A Holocaust and human rights museum was inaugurated last Monday in Belgium, opposite the “Dossin Barracks” in Mechelen, a site from which more than 25,000 Jews and 352 gypsies were deported to Auschwitz death camp between 1942-1944, the European Jewish Press and Agence France Presse reported.
According to the EJP/AFP report, King Albert II of Belgium inaugurated the “Dossin Barracks Memorial, Museum and Documentation Center for the Holocaust and Human Rights,” some 30 kilometers north of Brussels on November 26.
The museum, which was due to open on December 1, is housed in a newly-built three-storey building that was constructed according to blueprints of the Flemish architect Bob Van Reeth and was financed by Flemish authorities, said the report.

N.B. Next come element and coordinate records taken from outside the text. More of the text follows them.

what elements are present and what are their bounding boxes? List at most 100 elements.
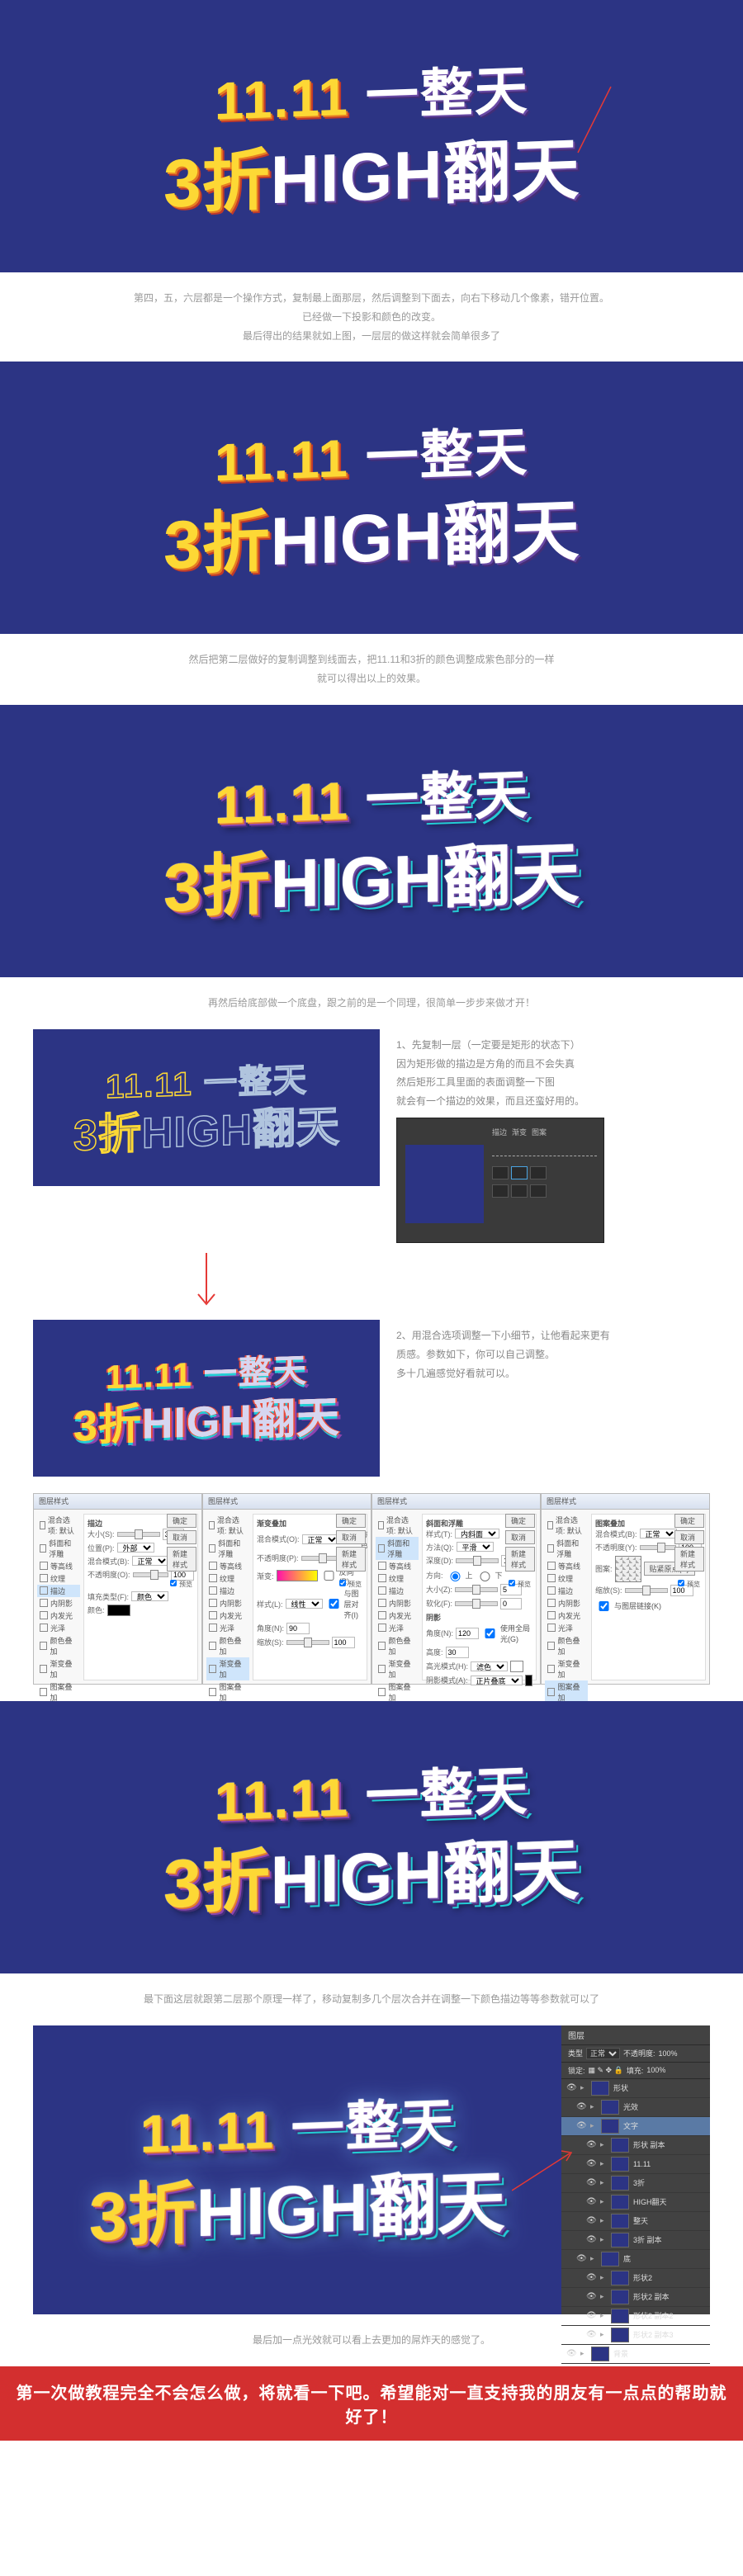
ok-button[interactable]: 确定 <box>505 1514 535 1528</box>
style-option[interactable]: 图案叠加 <box>37 1680 80 1704</box>
layers-panel[interactable]: 图层 类型 正常 不透明度: 100% 锁定: ▦ ✎ ✥ 🔒 填充: 100%… <box>561 2025 710 2314</box>
style-option[interactable]: 内阴影 <box>206 1597 249 1609</box>
style-option[interactable]: 斜面和浮雕 <box>376 1537 419 1560</box>
visibility-icon[interactable]: 👁 <box>566 2350 576 2358</box>
style-option[interactable]: 描边 <box>37 1585 80 1597</box>
style-option[interactable]: 混合选项: 默认 <box>206 1514 249 1537</box>
visibility-icon[interactable]: 👁 <box>586 2331 596 2339</box>
blend-mode-select[interactable]: 正常 <box>586 2048 620 2059</box>
style-option[interactable]: 等高线 <box>545 1560 588 1572</box>
tab-gradient[interactable]: 渐变 <box>512 1127 527 1137</box>
style-option[interactable]: 描边 <box>206 1585 249 1597</box>
layer-row[interactable]: 👁▸光效 <box>561 2098 710 2117</box>
visibility-icon[interactable]: 👁 <box>586 2160 596 2168</box>
style-option[interactable]: 纹理 <box>37 1572 80 1585</box>
layer-row[interactable]: 👁▸文字 <box>561 2117 710 2136</box>
style-option[interactable]: 颜色叠加 <box>545 1634 588 1657</box>
cancel-button[interactable]: 取消 <box>674 1530 704 1544</box>
stroke-options-panel[interactable]: 描边 渐变 图案 <box>396 1118 604 1243</box>
visibility-icon[interactable]: 👁 <box>586 2141 596 2149</box>
lock-icons[interactable]: ▦ ✎ ✥ 🔒 <box>589 2066 623 2075</box>
layer-row[interactable]: 👁▸背景 <box>561 2345 710 2364</box>
style-option[interactable]: 渐变叠加 <box>545 1657 588 1680</box>
style-option[interactable]: 内发光 <box>545 1609 588 1622</box>
style-option[interactable]: 等高线 <box>37 1560 80 1572</box>
style-option[interactable]: 斜面和浮雕 <box>545 1537 588 1560</box>
visibility-icon[interactable]: 👁 <box>586 2217 596 2225</box>
new-style-button[interactable]: 新建样式 <box>505 1547 535 1572</box>
layer-row[interactable]: 👁▸形状2 副本 <box>561 2288 710 2307</box>
dialog-stroke[interactable]: 图层样式混合选项: 默认斜面和浮雕等高线纹理描边内阴影内发光光泽颜色叠加渐变叠加… <box>33 1493 202 1685</box>
visibility-icon[interactable]: 👁 <box>566 2084 576 2092</box>
stroke-cap-options[interactable] <box>492 1184 597 1198</box>
layer-row[interactable]: 👁▸形状 副本 <box>561 2136 710 2155</box>
ok-button[interactable]: 确定 <box>674 1514 704 1528</box>
new-style-button[interactable]: 新建样式 <box>674 1547 704 1572</box>
tab-stroke[interactable]: 描边 <box>492 1127 507 1137</box>
style-option[interactable]: 混合选项: 默认 <box>37 1514 80 1537</box>
style-option[interactable]: 光泽 <box>545 1622 588 1634</box>
ok-button[interactable]: 确定 <box>167 1514 196 1528</box>
layer-row[interactable]: 👁▸形状2 <box>561 2269 710 2288</box>
style-option[interactable]: 纹理 <box>545 1572 588 1585</box>
style-option[interactable]: 内阴影 <box>545 1597 588 1609</box>
style-option[interactable]: 混合选项: 默认 <box>545 1514 588 1537</box>
layer-row[interactable]: 👁▸底 <box>561 2250 710 2269</box>
style-option[interactable]: 内发光 <box>37 1609 80 1622</box>
stroke-align-options[interactable] <box>492 1166 597 1179</box>
style-option[interactable]: 渐变叠加 <box>376 1657 419 1680</box>
tab-pattern[interactable]: 图案 <box>532 1127 547 1137</box>
visibility-icon[interactable]: 👁 <box>576 2103 586 2111</box>
style-option[interactable]: 混合选项: 默认 <box>376 1514 419 1537</box>
style-option[interactable]: 内阴影 <box>37 1597 80 1609</box>
cancel-button[interactable]: 取消 <box>505 1530 535 1544</box>
style-option[interactable]: 纹理 <box>376 1572 419 1585</box>
visibility-icon[interactable]: 👁 <box>586 2236 596 2244</box>
visibility-icon[interactable]: 👁 <box>576 2122 586 2130</box>
cancel-button[interactable]: 取消 <box>336 1530 366 1544</box>
visibility-icon[interactable]: 👁 <box>586 2293 596 2301</box>
layer-row[interactable]: 👁▸HIGH翻天 <box>561 2193 710 2212</box>
layer-row[interactable]: 👁▸形状2 副本2 <box>561 2307 710 2326</box>
style-option[interactable]: 颜色叠加 <box>376 1634 419 1657</box>
style-option[interactable]: 描边 <box>376 1585 419 1597</box>
style-option[interactable]: 光泽 <box>376 1622 419 1634</box>
style-option[interactable]: 斜面和浮雕 <box>206 1537 249 1560</box>
cancel-button[interactable]: 取消 <box>167 1530 196 1544</box>
visibility-icon[interactable]: 👁 <box>576 2255 586 2263</box>
layer-row[interactable]: 👁▸形状 <box>561 2079 710 2098</box>
style-option[interactable]: 颜色叠加 <box>37 1634 80 1657</box>
layer-row[interactable]: 👁▸3折 <box>561 2174 710 2193</box>
style-option[interactable]: 内发光 <box>376 1609 419 1622</box>
visibility-icon[interactable]: 👁 <box>586 2198 596 2206</box>
layer-thumb <box>601 2100 619 2115</box>
layer-row[interactable]: 👁▸整天 <box>561 2212 710 2231</box>
style-option[interactable]: 图案叠加 <box>206 1680 249 1704</box>
dialog-gradient-overlay[interactable]: 图层样式混合选项: 默认斜面和浮雕等高线纹理描边内阴影内发光光泽颜色叠加渐变叠加… <box>202 1493 372 1685</box>
style-option[interactable]: 内阴影 <box>376 1597 419 1609</box>
layer-row[interactable]: 👁▸3折 副本 <box>561 2231 710 2250</box>
style-option[interactable]: 内发光 <box>206 1609 249 1622</box>
new-style-button[interactable]: 新建样式 <box>167 1547 196 1572</box>
style-option[interactable]: 渐变叠加 <box>206 1657 249 1680</box>
style-option[interactable]: 描边 <box>545 1585 588 1597</box>
ok-button[interactable]: 确定 <box>336 1514 366 1528</box>
layer-row[interactable]: 👁▸11.11 <box>561 2155 710 2174</box>
style-option[interactable]: 图案叠加 <box>376 1680 419 1704</box>
new-style-button[interactable]: 新建样式 <box>336 1547 366 1572</box>
style-option[interactable]: 图案叠加 <box>545 1680 588 1704</box>
style-option[interactable]: 光泽 <box>206 1622 249 1634</box>
style-option[interactable]: 等高线 <box>206 1560 249 1572</box>
style-option[interactable]: 颜色叠加 <box>206 1634 249 1657</box>
style-option[interactable]: 等高线 <box>376 1560 419 1572</box>
style-option[interactable]: 纹理 <box>206 1572 249 1585</box>
style-option[interactable]: 光泽 <box>37 1622 80 1634</box>
visibility-icon[interactable]: 👁 <box>586 2179 596 2187</box>
visibility-icon[interactable]: 👁 <box>586 2312 596 2320</box>
style-option[interactable]: 斜面和浮雕 <box>37 1537 80 1560</box>
style-option[interactable]: 渐变叠加 <box>37 1657 80 1680</box>
dialog-bevel-emboss[interactable]: 图层样式混合选项: 默认斜面和浮雕等高线纹理描边内阴影内发光光泽颜色叠加渐变叠加… <box>372 1493 541 1685</box>
layer-row[interactable]: 👁▸形状2 副本3 <box>561 2326 710 2345</box>
dialog-pattern-overlay[interactable]: 图层样式混合选项: 默认斜面和浮雕等高线纹理描边内阴影内发光光泽颜色叠加渐变叠加… <box>541 1493 710 1685</box>
visibility-icon[interactable]: 👁 <box>586 2274 596 2282</box>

EJC/AFP described the building as white, “austere and massive, with mural windows,” adding that “the 25,852 bricks used in its construction represent the number of Jews and gypsies sent to their deaths at Auschwitz from the nearby barracks, only metres from site of the museum.”
In September, Belgium’s prime minister, Elio Di Rupo, apologized for the complicity of state authorities in the murder of Belgian Jews during the Holocaust.
“We must have the courage to look at the truth: There was steady participation by the Belgian state authorities in the persecution of Jews,” Di Rupo said at a memorial ceremony in the city of Mechelen.
One month earlier, Antwerp Mayor Patrick Janssens recognized and apologized for the complicity of city authorities in deportations. Janssens announced plans to erect a monument engraved with the names of Antwerp Jews known to have been murdered in the Holocaust.